Seahorse Bioscience
- Company type: Private
- Industry: Bioscience
- Founded: 2001
- Headquarters: North Billerica, Massachusetts
- Key people: Jay Teich
- Website: http://www.seahorsebio.com/

= Seahorse Bioscience =

Company that develops bioenergetics analytical instruments

Seahorse Bioscience is a private company that develops and manufactures cellular bioenergetics analytical instruments. Seahorse also manufactures consumable labware products, and consumables for measuring cell metabolism. The company was formerly known as Thermogenic Imaging. Recognized for developing novel, leading-edge cellular bioenergetic technologies, the company is best known for developing the XF Extracellular Flux Analyzer.

The first in vitro metabolic measurement, XF technology non-invasively profiles the metabolic activity of cells in minutes, offering scientists a physiologic cell-based assay for the determination of basal oxygen consumption, glycolysis rates, ATP production, and respiratory capacity in a single experiment to assess mitochondrial dysfunction.

Company President and CEO, Jay Teich founded the company in 2001 along with Andy Neilson and Jim Orrell. Seahorse Bioscience is headquartered in North Billerica, Massachusetts, with its manufacturing facility in Chicopee, Massachusetts, and international offices in Shanghai, China and Copenhagen, Denmark. In early 2016, Seahorse Bioscience was acquired by Agilent Technologies.

==History==

Seahorse Bioscience introduced extracellular flux technology to the life sciences market in 2006. XF instruments measure cellular bioenergies in real time, in a microplate, and are used for scientific research, as well as drug discovery and development.

Seahorse Bioscience bought BioProcessors Corp in 2009. BioProcessors Corp manufactured systems for optimizing drug manufacturing.

XF Analyzers are capable of measuring the two major energy producing pathways of the cell simultaneously, mitochondrial respiration and glycolysis, allowing scientists to get the most physiologically relevant bioenergetic assay available, resulting in a better overall view of metabolism. XF technology also measures fatty acid oxidation, and metabolism of glucose and amino acids for kinetic metabolic information. Research on obesity, diabetes, cancer, and neurodegenerative diseases use this technology.

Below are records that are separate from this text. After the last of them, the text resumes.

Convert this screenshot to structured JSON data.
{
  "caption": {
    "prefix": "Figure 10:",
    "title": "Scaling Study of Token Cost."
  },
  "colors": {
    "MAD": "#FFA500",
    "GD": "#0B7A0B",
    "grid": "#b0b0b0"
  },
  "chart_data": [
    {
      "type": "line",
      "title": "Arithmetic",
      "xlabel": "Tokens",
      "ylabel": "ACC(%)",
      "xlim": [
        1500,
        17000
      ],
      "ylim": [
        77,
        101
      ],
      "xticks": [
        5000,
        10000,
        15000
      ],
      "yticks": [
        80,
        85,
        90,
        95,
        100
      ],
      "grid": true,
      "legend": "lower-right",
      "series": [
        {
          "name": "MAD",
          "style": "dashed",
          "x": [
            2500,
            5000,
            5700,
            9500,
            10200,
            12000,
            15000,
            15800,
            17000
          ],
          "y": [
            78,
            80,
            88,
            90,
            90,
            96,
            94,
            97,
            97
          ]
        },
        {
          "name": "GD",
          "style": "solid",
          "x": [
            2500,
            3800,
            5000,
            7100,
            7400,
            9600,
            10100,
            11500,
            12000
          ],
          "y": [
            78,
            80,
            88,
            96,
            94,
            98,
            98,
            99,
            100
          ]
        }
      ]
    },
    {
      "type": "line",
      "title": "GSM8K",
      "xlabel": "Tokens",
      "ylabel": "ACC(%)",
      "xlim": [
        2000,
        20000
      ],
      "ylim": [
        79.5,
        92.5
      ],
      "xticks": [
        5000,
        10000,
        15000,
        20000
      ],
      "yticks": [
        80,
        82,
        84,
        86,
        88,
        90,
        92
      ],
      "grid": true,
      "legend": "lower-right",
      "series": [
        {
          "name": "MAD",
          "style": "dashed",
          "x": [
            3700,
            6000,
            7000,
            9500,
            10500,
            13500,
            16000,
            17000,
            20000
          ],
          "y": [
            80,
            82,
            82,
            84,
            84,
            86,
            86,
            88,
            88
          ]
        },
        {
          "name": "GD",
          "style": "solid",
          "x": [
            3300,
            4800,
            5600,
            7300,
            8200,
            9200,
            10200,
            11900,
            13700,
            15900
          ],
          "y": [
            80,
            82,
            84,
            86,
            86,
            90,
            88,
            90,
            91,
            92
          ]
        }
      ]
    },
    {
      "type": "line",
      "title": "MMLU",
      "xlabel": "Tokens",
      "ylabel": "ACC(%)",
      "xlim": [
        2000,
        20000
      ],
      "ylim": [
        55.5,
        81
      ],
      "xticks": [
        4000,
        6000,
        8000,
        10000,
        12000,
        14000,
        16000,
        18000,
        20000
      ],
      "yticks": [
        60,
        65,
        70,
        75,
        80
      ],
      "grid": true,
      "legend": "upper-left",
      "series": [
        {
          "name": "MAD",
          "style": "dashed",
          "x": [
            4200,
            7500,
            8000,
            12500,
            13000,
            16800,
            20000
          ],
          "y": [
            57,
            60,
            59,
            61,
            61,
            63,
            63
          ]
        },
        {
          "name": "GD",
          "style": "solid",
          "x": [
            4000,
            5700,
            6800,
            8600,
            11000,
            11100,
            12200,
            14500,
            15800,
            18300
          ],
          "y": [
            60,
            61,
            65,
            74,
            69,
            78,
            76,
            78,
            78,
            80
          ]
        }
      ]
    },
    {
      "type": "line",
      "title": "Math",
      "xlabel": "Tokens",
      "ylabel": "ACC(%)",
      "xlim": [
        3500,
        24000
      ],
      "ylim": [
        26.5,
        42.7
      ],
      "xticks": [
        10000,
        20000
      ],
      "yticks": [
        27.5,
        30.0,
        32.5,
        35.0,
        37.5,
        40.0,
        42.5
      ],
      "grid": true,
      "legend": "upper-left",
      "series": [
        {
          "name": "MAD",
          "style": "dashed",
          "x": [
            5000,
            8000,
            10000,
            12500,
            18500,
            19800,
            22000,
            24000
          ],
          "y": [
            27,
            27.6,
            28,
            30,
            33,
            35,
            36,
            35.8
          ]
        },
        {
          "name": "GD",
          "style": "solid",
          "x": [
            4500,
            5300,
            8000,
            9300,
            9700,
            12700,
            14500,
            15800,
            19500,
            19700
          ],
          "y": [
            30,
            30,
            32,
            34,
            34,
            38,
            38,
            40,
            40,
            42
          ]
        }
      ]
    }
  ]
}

Seahorse Bioscience raised $9.4 million to use for research and development, and company growth in 2012. The European Union awarded the company a $3 million grant in 2012 for implementing programs to train young researchers.

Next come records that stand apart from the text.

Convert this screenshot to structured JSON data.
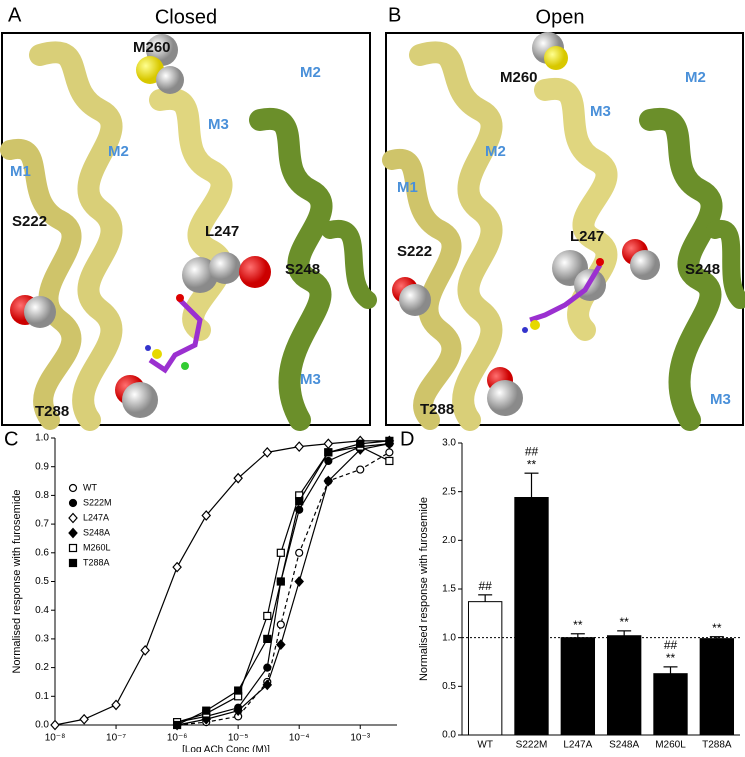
{
  "structures": [
    {
      "letter": "A",
      "title": "Closed",
      "labels": [
        "M260",
        "M3",
        "M2",
        "M2",
        "M1",
        "S222",
        "L247",
        "S248",
        "T288",
        "M3"
      ]
    },
    {
      "letter": "B",
      "title": "Open",
      "labels": [
        "M260",
        "M3",
        "M2",
        "M2",
        "M1",
        "S222",
        "L247",
        "S248",
        "T288",
        "M3"
      ]
    }
  ],
  "chart_data": [
    {
      "type": "line",
      "letter": "C",
      "ylabel": "Normalised response with furosemide",
      "xlabel": "[Log ACh Conc (M)]",
      "xscale": "log",
      "xlim": [
        1e-08,
        0.004
      ],
      "xticks": [
        {
          "value": 1e-08,
          "label": "10⁻⁸"
        },
        {
          "value": 1e-07,
          "label": "10⁻⁷"
        },
        {
          "value": 1e-06,
          "label": "10⁻⁶"
        },
        {
          "value": 1e-05,
          "label": "10⁻⁵"
        },
        {
          "value": 0.0001,
          "label": "10⁻⁴"
        },
        {
          "value": 0.001,
          "label": "10⁻³"
        }
      ],
      "ylim": [
        0,
        1.0
      ],
      "yticks": [
        {
          "value": 0,
          "label": "0.0"
        },
        0.1,
        0.2,
        0.3,
        0.4,
        0.5,
        0.6,
        0.7,
        0.8,
        0.9,
        {
          "value": 1,
          "label": "1.0"
        }
      ],
      "hline": 0,
      "legend": "upper left",
      "series": [
        {
          "name": "WT",
          "marker": "circle-open",
          "dash": true,
          "color": "#000000",
          "x": [
            1e-06,
            3e-06,
            1e-05,
            3e-05,
            5e-05,
            0.0001,
            0.0003,
            0.001,
            0.003
          ],
          "values": [
            0.0,
            0.01,
            0.03,
            0.15,
            0.35,
            0.6,
            0.85,
            0.89,
            0.95
          ]
        },
        {
          "name": "S222M",
          "marker": "circle-filled",
          "dash": false,
          "color": "#000000",
          "x": [
            1e-06,
            3e-06,
            1e-05,
            3e-05,
            5e-05,
            0.0001,
            0.0003,
            0.001,
            0.003
          ],
          "values": [
            0.01,
            0.03,
            0.06,
            0.2,
            0.5,
            0.75,
            0.92,
            0.97,
            0.98
          ]
        },
        {
          "name": "L247A",
          "marker": "diamond-open",
          "dash": false,
          "color": "#000000",
          "x": [
            1e-08,
            3e-08,
            1e-07,
            3e-07,
            1e-06,
            3e-06,
            1e-05,
            3e-05,
            0.0001,
            0.0003,
            0.001,
            0.003
          ],
          "values": [
            0.0,
            0.02,
            0.07,
            0.26,
            0.55,
            0.73,
            0.86,
            0.95,
            0.97,
            0.98,
            0.99,
            0.99
          ]
        },
        {
          "name": "S248A",
          "marker": "diamond-filled",
          "dash": false,
          "color": "#000000",
          "x": [
            1e-06,
            3e-06,
            1e-05,
            3e-05,
            5e-05,
            0.0001,
            0.0003,
            0.001,
            0.003
          ],
          "values": [
            0.0,
            0.02,
            0.05,
            0.14,
            0.28,
            0.5,
            0.85,
            0.96,
            0.98
          ]
        },
        {
          "name": "M260L",
          "marker": "square-open",
          "dash": false,
          "color": "#000000",
          "x": [
            1e-06,
            3e-06,
            1e-05,
            3e-05,
            5e-05,
            0.0001,
            0.0003,
            0.001,
            0.003
          ],
          "values": [
            0.01,
            0.04,
            0.1,
            0.38,
            0.6,
            0.8,
            0.95,
            0.97,
            0.92
          ]
        },
        {
          "name": "T288A",
          "marker": "square-filled",
          "dash": false,
          "color": "#000000",
          "x": [
            1e-06,
            3e-06,
            1e-05,
            3e-05,
            5e-05,
            0.0001,
            0.0003,
            0.001,
            0.003
          ],
          "values": [
            0.0,
            0.05,
            0.12,
            0.3,
            0.5,
            0.78,
            0.95,
            0.98,
            0.99
          ]
        }
      ]
    },
    {
      "type": "bar",
      "letter": "D",
      "ylabel": "Normalised response with furosemide",
      "categories": [
        "WT",
        "S222M",
        "L247A",
        "S248A",
        "M260L",
        "T288A"
      ],
      "values": [
        1.37,
        2.44,
        1.0,
        1.02,
        0.63,
        0.99
      ],
      "errors": [
        0.07,
        0.25,
        0.04,
        0.05,
        0.07,
        0.02
      ],
      "colors": [
        "#ffffff",
        "#000000",
        "#000000",
        "#000000",
        "#000000",
        "#000000"
      ],
      "significance": [
        [
          "##"
        ],
        [
          "##",
          "**"
        ],
        [
          "**"
        ],
        [
          "**"
        ],
        [
          "##",
          "**"
        ],
        [
          "**"
        ]
      ],
      "ylim": [
        0,
        3.0
      ],
      "yticks": [
        {
          "value": 0,
          "label": "0.0"
        },
        0.5,
        {
          "value": 1,
          "label": "1.0"
        },
        1.5,
        {
          "value": 2,
          "label": "2.0"
        },
        2.5,
        {
          "value": 3,
          "label": "3.0"
        }
      ],
      "hline": 1
    }
  ]
}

The company had 150 employees in May 2012.

Prior investors in Seahorse Bioscience include HML Venture Partners, Commonwealth Capital Ventures, FLIR Systems Inc., New Science Ventures, and Healthcare Ventures.

==Products==

Seahorse Bioscience sells instruments and consumables. The XF Extracellular Flux Analyzer is the best-selling instrument. Consumables include Flux Paks, Microplates, and Stress Kits. The Flux Analyzer can measure extracellular acidification rate (ECAR) and oxygen consumption of tissue samples. Aliquoting different cell metabolism inhibitors can also measure metrics such as glycolytic and aerobic capacity.

The XF Palmitate-BSA FAO Reagent is a solution absorbed by cells. This product eliminates the need for radioactivity in fatty acid oxidation.

==Recognition==

Seahorse Bioscience received The European Association for the Study of Obesity (EASO) poster award in 2008.

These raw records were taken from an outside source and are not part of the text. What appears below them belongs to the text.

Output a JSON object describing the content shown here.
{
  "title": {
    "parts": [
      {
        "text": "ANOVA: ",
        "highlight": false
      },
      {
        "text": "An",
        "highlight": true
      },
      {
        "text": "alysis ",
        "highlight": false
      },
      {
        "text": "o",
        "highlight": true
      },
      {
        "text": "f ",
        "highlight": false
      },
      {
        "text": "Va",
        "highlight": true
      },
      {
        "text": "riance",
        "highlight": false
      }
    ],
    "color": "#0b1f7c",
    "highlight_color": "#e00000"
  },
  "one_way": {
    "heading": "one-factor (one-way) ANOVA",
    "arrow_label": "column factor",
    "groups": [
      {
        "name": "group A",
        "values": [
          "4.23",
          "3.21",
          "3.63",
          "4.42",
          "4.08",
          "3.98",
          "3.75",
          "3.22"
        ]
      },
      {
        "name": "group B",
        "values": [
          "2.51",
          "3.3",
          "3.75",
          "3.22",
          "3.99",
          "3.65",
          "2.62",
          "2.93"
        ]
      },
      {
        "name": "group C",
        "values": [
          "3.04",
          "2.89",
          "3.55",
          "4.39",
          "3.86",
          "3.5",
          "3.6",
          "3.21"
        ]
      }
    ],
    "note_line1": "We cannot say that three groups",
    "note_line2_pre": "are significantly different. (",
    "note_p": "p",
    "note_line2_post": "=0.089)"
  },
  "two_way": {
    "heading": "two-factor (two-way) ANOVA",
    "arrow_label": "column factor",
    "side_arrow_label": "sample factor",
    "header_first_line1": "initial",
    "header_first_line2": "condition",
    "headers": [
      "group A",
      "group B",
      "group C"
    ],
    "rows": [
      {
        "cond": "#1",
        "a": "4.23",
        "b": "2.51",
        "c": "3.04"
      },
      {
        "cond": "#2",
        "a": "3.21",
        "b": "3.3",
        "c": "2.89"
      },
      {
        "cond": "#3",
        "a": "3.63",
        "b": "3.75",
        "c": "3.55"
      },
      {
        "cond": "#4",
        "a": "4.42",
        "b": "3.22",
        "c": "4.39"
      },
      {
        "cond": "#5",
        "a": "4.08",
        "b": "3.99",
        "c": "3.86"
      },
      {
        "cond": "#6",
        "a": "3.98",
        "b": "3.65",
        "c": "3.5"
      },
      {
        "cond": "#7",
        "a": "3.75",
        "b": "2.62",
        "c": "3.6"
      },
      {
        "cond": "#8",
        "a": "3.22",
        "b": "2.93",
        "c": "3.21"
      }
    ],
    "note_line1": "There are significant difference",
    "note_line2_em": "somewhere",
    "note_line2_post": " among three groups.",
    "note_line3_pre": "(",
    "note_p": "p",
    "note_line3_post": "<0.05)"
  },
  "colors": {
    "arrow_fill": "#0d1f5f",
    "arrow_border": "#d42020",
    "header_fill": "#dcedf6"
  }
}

“The Scientist” awarded Seahorse Bioscience's XF96 Analyzer a Top Ten Innovation for 2009. It also won the Best New Product award at the 2009 Molecular Medicine Conference.

Inc.com ranked Seahorse Bioscience on the 2011 Inc. 5000 List, and also the 2012 Inc.5000 List. In 2012 the company ranked #119 in all Health related companies and #47 for all companies in the Boston area.